Бабушка осторожно прокрадывалась через коридор, открывала задвижку и в тайне от папы меня запускала. Как правило, подобная тактика срабатывала. Я быстро прыгала в кровать и делала вид, что давно уже там.
Однако, если я забывала, что опаздываю к сроку и не торопясь топала домой, спокойно заходила в дверь, то обязательно наталкивалась на разъяренного отца, выслушивала его крики о моих пристрастиях и тряслась, как осиновый лист, хотя папа только раз в жизни хлестанул ремнем и больше никогда не поднимал на меня руку.
Но, иногда, вдруг, папа спохватывался, звал меня к себе в комнату и начинал активно воспитывать:

Ты выучила уроки?

Да.
Давай рассказывай.

Я рассказывала. После этого папочка начинал задавать вопросы сам.

Какой город является столицей Грузии? Сколько в нашей стране республик? Кто председатель совета министров?

Я себя чувствовала как на экзамене, и вскоре выучила все ответы на его любимые вопросы. Папа, почему-то считал, что именно их будут задавать мне на собеседовании при поступлении в институт.
Когда же я делала какие-нибудь успехи, например, в спорте, он мной очень гордился. А, подвыпив, с друзьями, начинал откровенно хвастать, какая у него замечательная дочь. Доставал все мои грамоты, показывал фотографии, но хуже всего, когда он звал меня и представлял гостям. Я чувствовала себя дура-дурой. Ведь к тому времени я была уже почти взрослым человеком, а не трехлетним ребенком, который с радостью забирается на стул, чтобы прочесть гостям стихотворение.
Но один раз мне таки досталось от папы.
Как-то наши родители ушли в гости к соседям, а мы с братом Юрочкой остались дома одни. Как всегда поссорились, подрались, и я, из вредности, кричала так, что меня услышал, папочка, не смотря на то, что находился в соседнем подъезде. Он прибежал к нам схватил ремень и, не разбираясь в причинах конфликта, хлестанул Юрочку, а затем меня. Затем молча развернулся и ушел. Я, конечно же, сразу заткнулась, и мы с братом, как товарищи по несчастью, тут же помирились. Юрочка подошел ко мне и предъявил ссадину на шее:

Смотри, как мне из – за тебя досталось…
Смотри, как мне…, -- ответила я, показав огромный, с ладонь, синяк, уютно расположившийся на бедре.

Брату Юрочке, чуть самому плохо не стало.

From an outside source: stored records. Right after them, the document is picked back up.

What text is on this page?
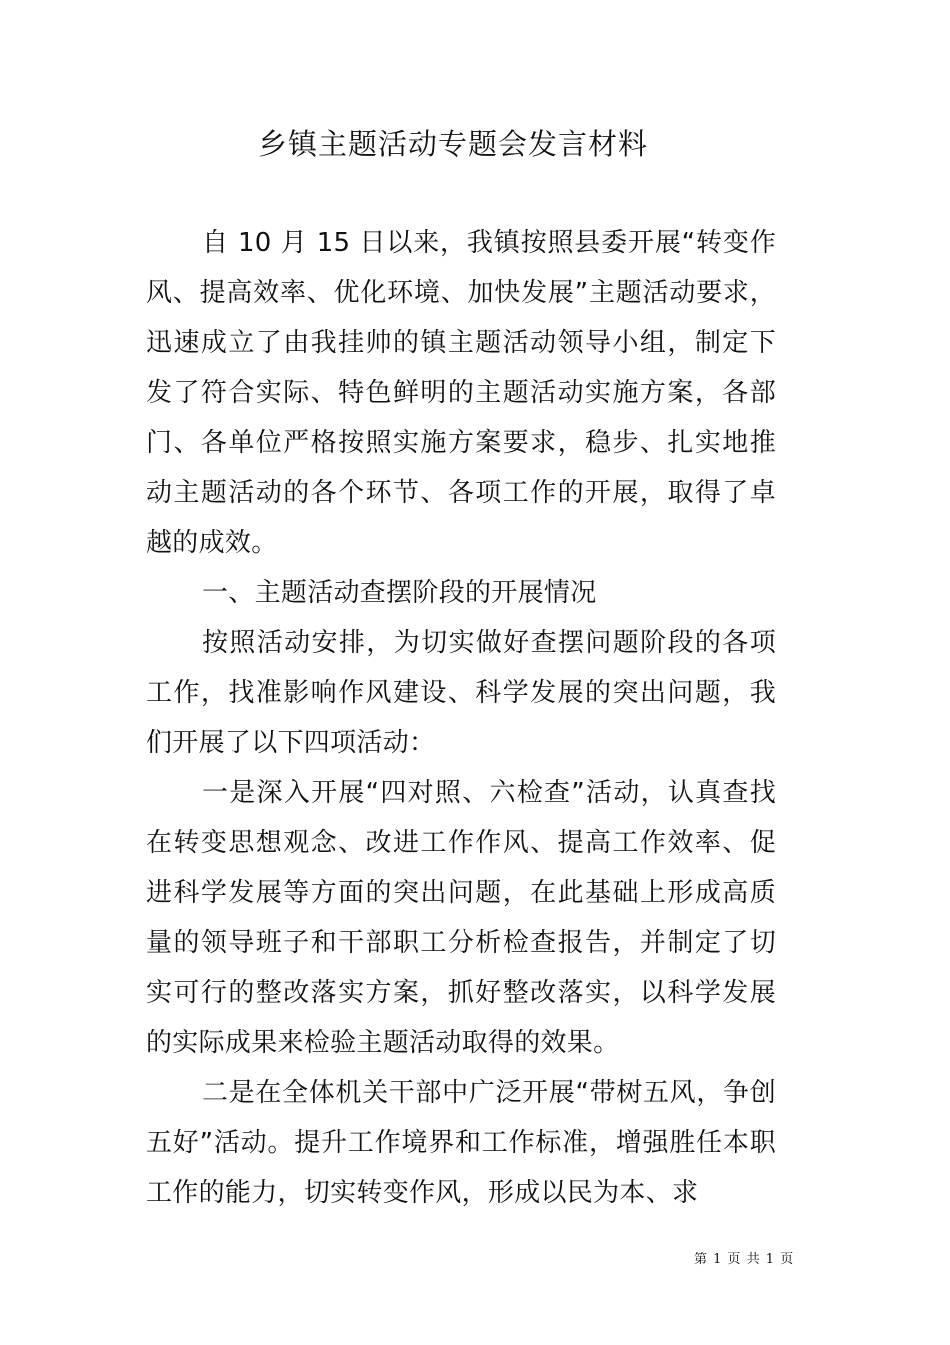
乡镇主题活动专题会发言材料

自 10 月 15 日以来，我镇按照县委开展“转变作风、提高效率、优化环境、加快发展”主题活动要求，迅速成立了由我挂帅的镇主题活动领导小组，制定下发了符合实际、特色鲜明的主题活动实施方案，各部门、各单位严格按照实施方案要求，稳步、扎实地推动主题活动的各个环节、各项工作的开展，取得了卓越的成效。

一、主题活动查摆阶段的开展情况

按照活动安排，为切实做好查摆问题阶段的各项工作，找准影响作风建设、科学发展的突出问题，我们开展了以下四项活动：

一是深入开展“四对照、六检查”活动，认真查找在转变思想观念、改进工作作风、提高工作效率、促进科学发展等方面的突出问题，在此基础上形成高质量的领导班子和干部职工分析检查报告，并制定了切实可行的整改落实方案，抓好整改落实，以科学发展的实际成果来检验主题活动取得的效果。

二是在全体机关干部中广泛开展“带树五风，争创五好”活动。提升工作境界和工作标准，增强胜任本职工作的能力，切实转变作风，形成以民为本、求

第 1 页 共 1 页
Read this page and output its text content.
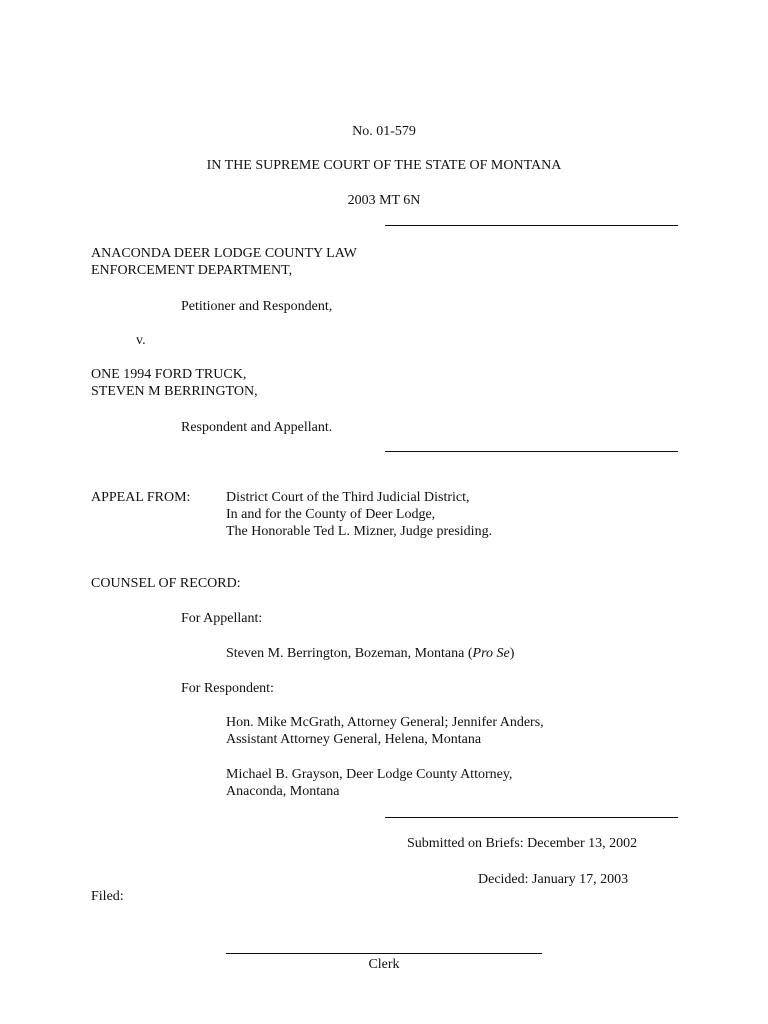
No. 01-579
IN THE SUPREME COURT OF THE STATE OF MONTANA
2003 MT 6N
ANACONDA DEER LODGE COUNTY LAW
ENFORCEMENT DEPARTMENT,
Petitioner and Respondent,
v.
ONE 1994 FORD TRUCK,
STEVEN M BERRINGTON,
Respondent and Appellant.
APPEAL FROM:	District Court of the Third Judicial District,
In and for the County of Deer Lodge,
The Honorable Ted L. Mizner, Judge presiding.
COUNSEL OF RECORD:
For Appellant:
Steven M. Berrington, Bozeman, Montana (Pro Se)
For Respondent:
Hon. Mike McGrath, Attorney General; Jennifer Anders,
Assistant Attorney General, Helena, Montana
Michael B. Grayson, Deer Lodge County Attorney,
Anaconda, Montana
Submitted on Briefs: December 13, 2002
Decided: January 17, 2003
Filed:
Clerk
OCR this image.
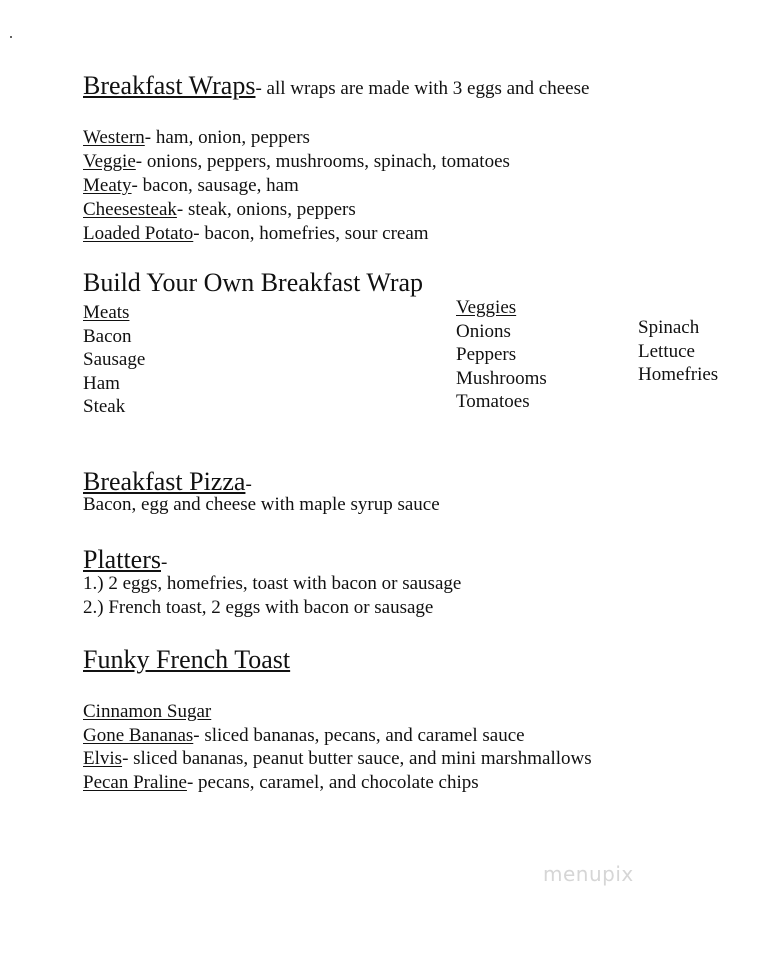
Breakfast Wraps- all wraps are made with 3 eggs and cheese
Western- ham, onion, peppers
Veggie- onions, peppers, mushrooms, spinach, tomatoes
Meaty- bacon, sausage, ham
Cheesesteak- steak, onions, peppers
Loaded Potato- bacon, homefries, sour cream
Build Your Own Breakfast Wrap
Meats
Bacon
Sausage
Ham
Steak
Veggies
Onions
Peppers
Mushrooms
Tomatoes
Spinach
Lettuce
Homefries
Breakfast Pizza-
Bacon, egg and cheese with maple syrup sauce
Platters-
1.) 2 eggs, homefries, toast with bacon or sausage
2.) French toast, 2 eggs with bacon or sausage
Funky French Toast
Cinnamon Sugar
Gone Bananas- sliced bananas, pecans, and caramel sauce
Elvis- sliced bananas, peanut butter sauce, and mini marshmallows
Pecan Praline- pecans, caramel, and chocolate chips
menupix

Ничего себе, – только и вымолвил он.
Ты же стоял, у тебя ремень захлестнулся за шею и кончиком ободрал слега кожу. А я лежала, и по мне ремень ударил плашмя, поэтому такой бланш и получился.

Так мне и пришлось две недели ходить на тренировки по спортивной гимнастике в шароварах, чтобы прикрыть сияющее всеми цветами радуги бедро.
Но больше он к подобным методам воспитания не прибегал. Юрочке же доставалось чаще. Папа сам был человеком смелым и решительным и того же требовал от своего сына. Папа никогда не мог спокойно пройти мимо дерущихся людей – обязательно лез их разнимать. Или, например, сидя дома перед телевизором, вдруг слышал шум драки на улице, он тут же соскакивал и бежал туда. И как ни странно папе никогда не попадало. Люди почему-то сразу признавали в нем человека, обладающего правом решать их дела.